Are you sure, sammy_boi? Just because something increases its value doesn't mean it can go to infinity after infinity time. If you sum every 1/(2^n) then you get 1, for instance.

sammy_boi
breakingbad12 wrote:

Are you sure, sammy_boi? Just because something increases its value doesn't mean it can go to infinity after infinity time. If you sum every 1/(2^n) then you get 1, for instance.

Yeah, the infinite sum is divergent, I've messed with the formula before.

mgx9600
sammy_boi wrote:
mgx9600 wrote:

Assume ELO is based on expected outcomes of a normal distribution (which, if I remember correctly, is what the original ELO scoring are defined).  Then you can get a ELO score even playing very weak players because the normal distribution is never 0 at anywhere.  So, for example, you are very good and play somebody with a known ELO score of (say) 200 and you beat him 1,000,000 games and he wins 1 game.  Then you can find a value to give 1 million-to-1 odds.  That'd be your ELO.

 

Although the formula has been shown to be inaccurate at the extremes. Even for gaps of "only" 400-600 points. As I recall in reality, the lower rated players consistently over preform.
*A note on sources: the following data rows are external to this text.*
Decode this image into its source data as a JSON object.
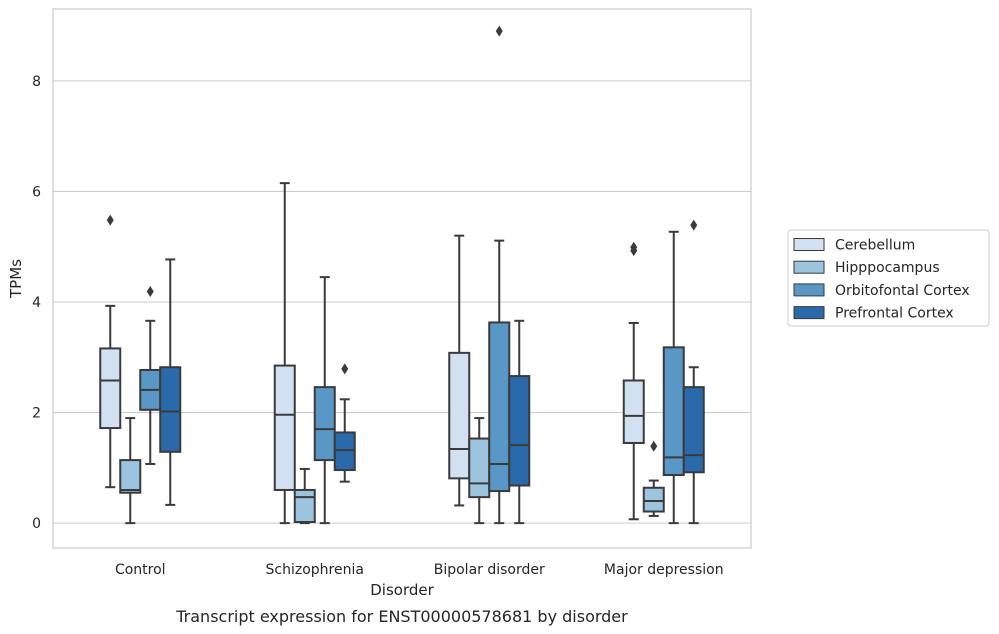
{
  "chart_data": {
    "type": "box",
    "xlabel": "Disorder",
    "ylabel": "TPMs",
    "caption": "Transcript expression for ENST00000578681 by disorder",
    "ylim": [
      -0.45,
      9.3
    ],
    "yticks": [
      "0",
      "2",
      "4",
      "6",
      "8"
    ],
    "grid": "horizontal",
    "legend_position": "right",
    "categories": [
      "Control",
      "Schizophrenia",
      "Bipolar disorder",
      "Major depression"
    ],
    "series": [
      {
        "name": "Cerebellum",
        "color": "#d2e1f1",
        "boxes": [
          {
            "whisker_low": 0.65,
            "q1": 1.72,
            "median": 2.58,
            "q3": 3.16,
            "whisker_high": 3.93,
            "outliers": [
              5.48
            ]
          },
          {
            "whisker_low": 0.0,
            "q1": 0.6,
            "median": 1.96,
            "q3": 2.85,
            "whisker_high": 6.15,
            "outliers": []
          },
          {
            "whisker_low": 0.32,
            "q1": 0.81,
            "median": 1.34,
            "q3": 3.08,
            "whisker_high": 5.2,
            "outliers": []
          },
          {
            "whisker_low": 0.07,
            "q1": 1.45,
            "median": 1.94,
            "q3": 2.58,
            "whisker_high": 3.62,
            "outliers": [
              4.93,
              4.99
            ]
          }
        ]
      },
      {
        "name": "Hipppocampus",
        "color": "#9dc4de",
        "boxes": [
          {
            "whisker_low": 0.0,
            "q1": 0.55,
            "median": 0.6,
            "q3": 1.14,
            "whisker_high": 1.9,
            "outliers": []
          },
          {
            "whisker_low": 0.0,
            "q1": 0.02,
            "median": 0.47,
            "q3": 0.6,
            "whisker_high": 0.98,
            "outliers": []
          },
          {
            "whisker_low": 0.0,
            "q1": 0.47,
            "median": 0.72,
            "q3": 1.53,
            "whisker_high": 1.9,
            "outliers": []
          },
          {
            "whisker_low": 0.13,
            "q1": 0.21,
            "median": 0.4,
            "q3": 0.64,
            "whisker_high": 0.77,
            "outliers": [
              1.39
            ]
          }
        ]
      },
      {
        "name": "Orbitofontal Cortex",
        "color": "#5998c6",
        "boxes": [
          {
            "whisker_low": 1.07,
            "q1": 2.05,
            "median": 2.41,
            "q3": 2.77,
            "whisker_high": 3.66,
            "outliers": [
              4.19
            ]
          },
          {
            "whisker_low": 0.0,
            "q1": 1.14,
            "median": 1.7,
            "q3": 2.46,
            "whisker_high": 4.45,
            "outliers": []
          },
          {
            "whisker_low": 0.0,
            "q1": 0.58,
            "median": 1.07,
            "q3": 3.63,
            "whisker_high": 5.11,
            "outliers": [
              8.9
            ]
          },
          {
            "whisker_low": 0.0,
            "q1": 0.87,
            "median": 1.19,
            "q3": 3.18,
            "whisker_high": 5.27,
            "outliers": []
          }
        ]
      },
      {
        "name": "Prefrontal Cortex",
        "color": "#2a6aaa",
        "boxes": [
          {
            "whisker_low": 0.33,
            "q1": 1.29,
            "median": 2.02,
            "q3": 2.82,
            "whisker_high": 4.77,
            "outliers": []
          },
          {
            "whisker_low": 0.75,
            "q1": 0.96,
            "median": 1.32,
            "q3": 1.64,
            "whisker_high": 2.24,
            "outliers": [
              2.79
            ]
          },
          {
            "whisker_low": 0.0,
            "q1": 0.68,
            "median": 1.41,
            "q3": 2.66,
            "whisker_high": 3.66,
            "outliers": []
          },
          {
            "whisker_low": 0.0,
            "q1": 0.92,
            "median": 1.23,
            "q3": 2.46,
            "whisker_high": 2.82,
            "outliers": [
              5.39
            ]
          }
        ]
      }
    ]
  }
}
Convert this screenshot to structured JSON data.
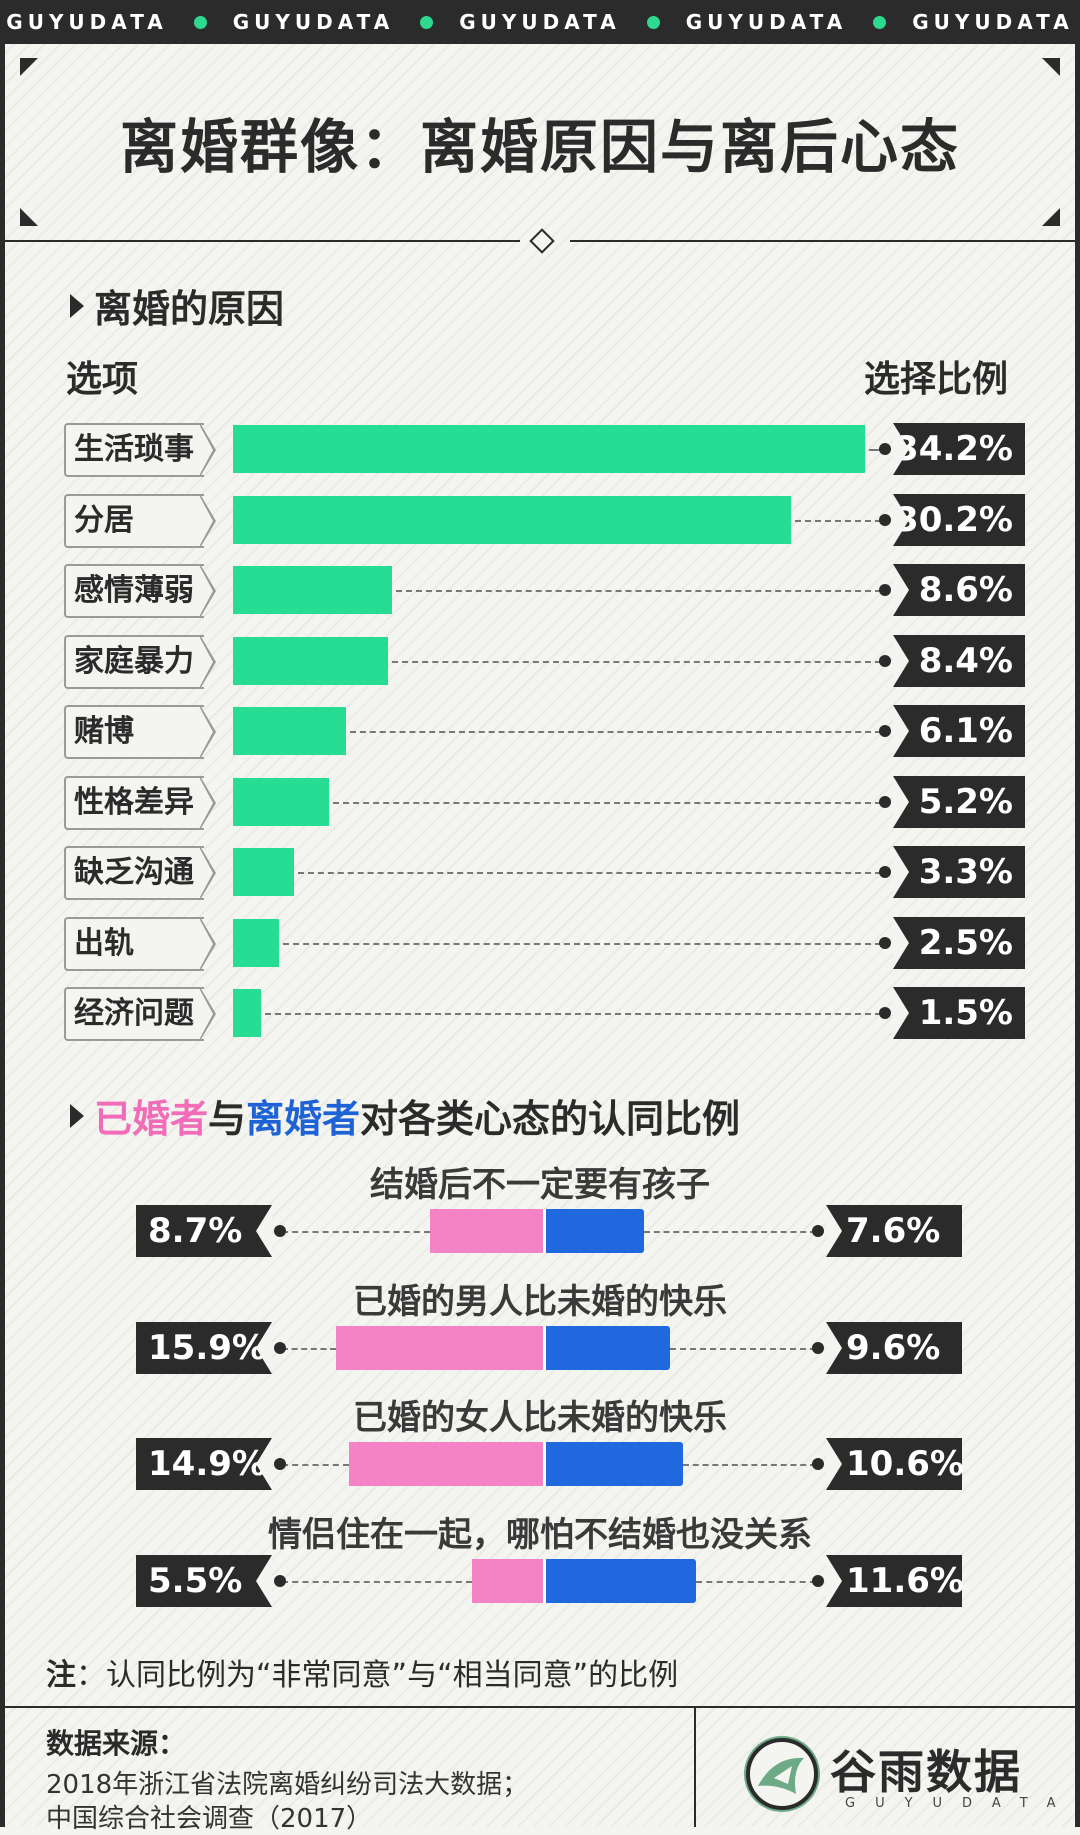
{
  "banner": {
    "items": [
      "GUYUDATA",
      "GUYUDATA",
      "GUYUDATA",
      "GUYUDATA",
      "GUYUDATA"
    ]
  },
  "title": "离婚群像：离婚原因与离后心态",
  "section1": {
    "title": "离婚的原因",
    "col_option": "选项",
    "col_ratio": "选择比例"
  },
  "section2": {
    "title_part1": "已婚者",
    "title_part2": "与",
    "title_part3": "离婚者",
    "title_part4": "对各类心态的认同比例"
  },
  "chart_data": [
    {
      "type": "bar",
      "orientation": "horizontal",
      "title": "离婚的原因",
      "categories": [
        "生活琐事",
        "分居",
        "感情薄弱",
        "家庭暴力",
        "赌博",
        "性格差异",
        "缺乏沟通",
        "出轨",
        "经济问题"
      ],
      "values": [
        34.2,
        30.2,
        8.6,
        8.4,
        6.1,
        5.2,
        3.3,
        2.5,
        1.5
      ],
      "value_labels": [
        "34.2%",
        "30.2%",
        "8.6%",
        "8.4%",
        "6.1%",
        "5.2%",
        "3.3%",
        "2.5%",
        "1.5%"
      ],
      "unit": "%",
      "color": "#27dc93"
    },
    {
      "type": "bar",
      "orientation": "diverging",
      "title": "已婚者与离婚者对各类心态的认同比例",
      "categories": [
        "结婚后不一定要有孩子",
        "已婚的男人比未婚的快乐",
        "已婚的女人比未婚的快乐",
        "情侣住在一起，哪怕不结婚也没关系"
      ],
      "series": [
        {
          "name": "已婚者",
          "values": [
            8.7,
            15.9,
            14.9,
            5.5
          ],
          "labels": [
            "8.7%",
            "15.9%",
            "14.9%",
            "5.5%"
          ],
          "color": "#f483c6"
        },
        {
          "name": "离婚者",
          "values": [
            7.6,
            9.6,
            10.6,
            11.6
          ],
          "labels": [
            "7.6%",
            "9.6%",
            "10.6%",
            "11.6%"
          ],
          "color": "#1f68de"
        }
      ],
      "unit": "%"
    }
  ],
  "note": {
    "prefix": "注",
    "text": "：认同比例为“非常同意”与“相当同意”的比例"
  },
  "source": {
    "title": "数据来源：",
    "lines": [
      "2018年浙江省法院离婚纠纷司法大数据；",
      "中国综合社会调查（2017）"
    ]
  },
  "logo": {
    "name": "谷雨数据",
    "sub": "GUYUDATA"
  }
}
There was some debate among mathematicians about how they might correct for that on chessbase a few years ago as I recall.

 

Whether ELO score is a good indication of skill level is definitely debatable.  But, if you just want the ELO score, it is certainly possible to derive it with my example.

sammy_boi

Yeah, I'm just saying.

Because some people think it can help estimate the chances of huge mismatches, like when Carlsen played that amateur recently, but Elo himself didn't intend for it to be accurate in extreme cases, and in practice it hasn't been.

ChessianHorse
@sammy_boi
Just because a small number is added after every win, does not mean that the rating after infinitely many games will be infinite. At least if the ratings are adjusted after every game (meaning the rating increase after each game becomes smaller).
The way the rating system is constructed, I suspect you can only become a couple hundred to maybe 1000 points above your opponent if you play the opponent infinitely many times.